Change management strategies generally focus on a combination of people, processes and technology.  Ultimately the goal of a change strategy is to alter the behavior of an organization.  Specifically, the leader seeks to change how the organization is responding to its customers, to the marketplace, to competition, to new technologies, etc. 

What Great Leaders Know About Change 

The best leaders understand that everything else is a means to an end.  They are seeking to change the behavior of those they lead.   

Those who fail to grasp this ultimate goal can find themselves in an unending cycle of change that may gain short term results, but fails to sustain them.  They will seek newer technology, keep tweaking processes, or churn their people looking for the right combination. 

Even in an era where change is the only constant, change management strategies can be overwhelming to an organization if they always appear to be coming up short of achieving goals. 

When the leader is focused on people, process and technology, the organization isn’t really thinking.  The people are carrying out orders – they are reorganizing, they are implementing the new processes and learning the new tools. 

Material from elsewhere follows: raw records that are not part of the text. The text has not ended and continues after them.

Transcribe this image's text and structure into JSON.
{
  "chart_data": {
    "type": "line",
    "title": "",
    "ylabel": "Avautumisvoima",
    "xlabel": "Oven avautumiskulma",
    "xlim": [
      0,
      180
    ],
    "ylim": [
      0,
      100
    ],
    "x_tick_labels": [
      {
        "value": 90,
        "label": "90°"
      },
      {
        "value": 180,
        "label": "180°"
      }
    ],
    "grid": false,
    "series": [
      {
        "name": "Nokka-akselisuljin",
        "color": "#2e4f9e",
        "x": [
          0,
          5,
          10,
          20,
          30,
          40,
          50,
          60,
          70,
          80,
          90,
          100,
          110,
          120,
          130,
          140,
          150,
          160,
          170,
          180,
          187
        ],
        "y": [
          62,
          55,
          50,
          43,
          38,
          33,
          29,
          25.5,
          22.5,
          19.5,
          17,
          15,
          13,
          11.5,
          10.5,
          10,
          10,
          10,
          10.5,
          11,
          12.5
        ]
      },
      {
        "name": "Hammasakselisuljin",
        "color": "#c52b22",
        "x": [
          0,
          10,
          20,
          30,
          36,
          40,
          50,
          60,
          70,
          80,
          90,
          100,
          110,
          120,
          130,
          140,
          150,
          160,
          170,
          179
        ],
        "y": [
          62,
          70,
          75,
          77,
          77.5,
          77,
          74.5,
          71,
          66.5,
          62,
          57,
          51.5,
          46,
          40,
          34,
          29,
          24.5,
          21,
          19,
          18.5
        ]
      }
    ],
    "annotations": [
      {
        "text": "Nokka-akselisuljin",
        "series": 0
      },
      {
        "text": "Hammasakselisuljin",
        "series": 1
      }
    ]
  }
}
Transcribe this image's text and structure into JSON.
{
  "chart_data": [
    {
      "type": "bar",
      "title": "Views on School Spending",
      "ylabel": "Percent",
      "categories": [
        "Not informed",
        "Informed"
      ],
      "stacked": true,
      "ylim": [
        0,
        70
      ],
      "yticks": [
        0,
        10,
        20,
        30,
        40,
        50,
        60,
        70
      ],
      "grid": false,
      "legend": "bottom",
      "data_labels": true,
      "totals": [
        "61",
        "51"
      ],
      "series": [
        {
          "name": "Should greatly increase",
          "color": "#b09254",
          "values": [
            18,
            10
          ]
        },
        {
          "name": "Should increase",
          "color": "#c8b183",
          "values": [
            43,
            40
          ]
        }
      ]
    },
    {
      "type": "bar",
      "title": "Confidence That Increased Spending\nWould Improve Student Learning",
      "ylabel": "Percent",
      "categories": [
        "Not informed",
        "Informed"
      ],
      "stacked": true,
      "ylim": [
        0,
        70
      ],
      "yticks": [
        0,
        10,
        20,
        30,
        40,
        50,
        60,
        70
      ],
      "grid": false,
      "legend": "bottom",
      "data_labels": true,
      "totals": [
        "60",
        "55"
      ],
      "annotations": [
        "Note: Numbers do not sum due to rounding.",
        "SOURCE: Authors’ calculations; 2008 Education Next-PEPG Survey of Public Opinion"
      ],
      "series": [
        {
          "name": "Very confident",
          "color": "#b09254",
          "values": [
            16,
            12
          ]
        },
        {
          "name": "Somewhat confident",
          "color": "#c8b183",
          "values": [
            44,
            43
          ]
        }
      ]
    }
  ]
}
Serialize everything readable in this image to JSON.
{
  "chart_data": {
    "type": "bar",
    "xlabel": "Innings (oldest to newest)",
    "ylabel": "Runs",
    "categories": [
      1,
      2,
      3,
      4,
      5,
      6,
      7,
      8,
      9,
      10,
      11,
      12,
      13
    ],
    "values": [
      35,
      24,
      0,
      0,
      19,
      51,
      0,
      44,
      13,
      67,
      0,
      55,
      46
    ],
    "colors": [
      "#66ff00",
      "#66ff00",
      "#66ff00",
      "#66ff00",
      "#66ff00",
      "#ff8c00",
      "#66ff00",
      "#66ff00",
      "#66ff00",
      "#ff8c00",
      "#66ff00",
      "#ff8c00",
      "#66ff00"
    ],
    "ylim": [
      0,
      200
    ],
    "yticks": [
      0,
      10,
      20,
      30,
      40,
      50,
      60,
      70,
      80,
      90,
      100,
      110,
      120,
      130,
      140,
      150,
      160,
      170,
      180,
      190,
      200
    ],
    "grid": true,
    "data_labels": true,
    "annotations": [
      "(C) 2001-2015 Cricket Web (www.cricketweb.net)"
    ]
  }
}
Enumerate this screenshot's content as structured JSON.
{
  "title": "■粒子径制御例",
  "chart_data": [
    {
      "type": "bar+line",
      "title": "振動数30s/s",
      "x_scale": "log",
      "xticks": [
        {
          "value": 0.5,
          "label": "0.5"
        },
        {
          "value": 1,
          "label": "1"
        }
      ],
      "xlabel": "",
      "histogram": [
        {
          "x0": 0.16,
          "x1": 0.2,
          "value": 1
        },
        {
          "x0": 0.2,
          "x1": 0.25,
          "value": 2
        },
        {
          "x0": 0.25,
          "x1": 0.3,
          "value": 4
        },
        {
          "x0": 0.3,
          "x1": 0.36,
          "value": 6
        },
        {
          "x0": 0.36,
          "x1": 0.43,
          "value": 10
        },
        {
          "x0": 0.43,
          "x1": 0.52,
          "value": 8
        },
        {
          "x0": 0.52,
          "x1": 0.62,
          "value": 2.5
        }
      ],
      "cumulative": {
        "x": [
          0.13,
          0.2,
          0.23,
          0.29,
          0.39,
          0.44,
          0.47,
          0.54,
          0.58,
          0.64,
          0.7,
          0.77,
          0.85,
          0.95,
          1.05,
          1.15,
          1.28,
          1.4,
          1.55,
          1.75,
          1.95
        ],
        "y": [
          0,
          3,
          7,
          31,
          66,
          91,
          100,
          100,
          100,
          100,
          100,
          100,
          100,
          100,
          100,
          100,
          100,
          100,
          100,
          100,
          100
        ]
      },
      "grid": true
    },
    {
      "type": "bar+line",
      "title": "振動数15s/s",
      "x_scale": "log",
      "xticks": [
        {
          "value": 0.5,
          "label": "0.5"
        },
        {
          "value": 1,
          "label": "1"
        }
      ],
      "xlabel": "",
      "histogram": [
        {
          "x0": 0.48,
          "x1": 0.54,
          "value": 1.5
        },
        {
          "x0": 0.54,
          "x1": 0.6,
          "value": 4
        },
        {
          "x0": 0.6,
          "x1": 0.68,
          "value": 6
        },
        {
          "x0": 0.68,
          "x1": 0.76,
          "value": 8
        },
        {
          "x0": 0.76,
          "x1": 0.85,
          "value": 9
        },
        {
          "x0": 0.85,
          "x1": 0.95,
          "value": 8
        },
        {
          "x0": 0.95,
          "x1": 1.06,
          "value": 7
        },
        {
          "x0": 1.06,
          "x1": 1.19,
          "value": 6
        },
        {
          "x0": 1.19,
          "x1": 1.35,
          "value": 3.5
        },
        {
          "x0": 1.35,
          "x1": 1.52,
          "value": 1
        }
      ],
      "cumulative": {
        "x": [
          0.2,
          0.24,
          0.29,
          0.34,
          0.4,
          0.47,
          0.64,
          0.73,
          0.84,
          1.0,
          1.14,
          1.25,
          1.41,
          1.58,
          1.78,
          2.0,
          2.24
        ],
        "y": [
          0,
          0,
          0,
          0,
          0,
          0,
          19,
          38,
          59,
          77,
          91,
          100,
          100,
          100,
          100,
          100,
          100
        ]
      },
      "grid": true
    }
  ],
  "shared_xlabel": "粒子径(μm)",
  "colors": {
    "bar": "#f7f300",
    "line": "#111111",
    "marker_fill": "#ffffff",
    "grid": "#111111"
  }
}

When the leader shows the ability to focus on behavior change, the people treat the organization structure, the processes and the available technology as the tools they can use, and are expected to use, to change the behavior of the entire organization.  This level of awareness is where breakthrough results are achieved. 

How does the leader change behavior?  

The steps are straightforward: 

Define the desired behavior — The first step is the most important.  If you cannot clearly describe the vision you have for how the organization will respond to specific challenges, there is little chance of success.  This is where effective change management must begin, with succinct definition of the desired end state. 

Contrast with current behavior — When you know what you’re trying to achieve, be aggressive in comparing and contrasting the desired behavior with current behavior.  This keeps people from falling into the trap of somehow defining their current behavior as consistent with or acceptable in the changed environment. 

Model the desired behavior — Start talking a new language with your organization.  Make it clear that people will become disconnected from you if they aren’t adapting to the changes at hand.  Never give anyone reason to doubt your commitment to the change strategy. 

Measure the desired behavior — Nothing will reinforce your commitment to new behaviors than changing the measurement system (and the rewards system) to reflect the changes.  If your goal is to improve quality of systems delivery, and all your change efforts are focused on that goal, your measurement and reward system can’t put top priority on cycle time.  It has to be quality. 

Expect the desired behavior — It seems obvious, but it’s important that you are constantly talking the talk, showing your own direct reports that change starts with you and them.  Never communicate with your people about anything, without making mention of the change strategy underway, progress to date, and your commitment to fundamental changes in behavior throughout the organization.  Settle for nothing less from everyone!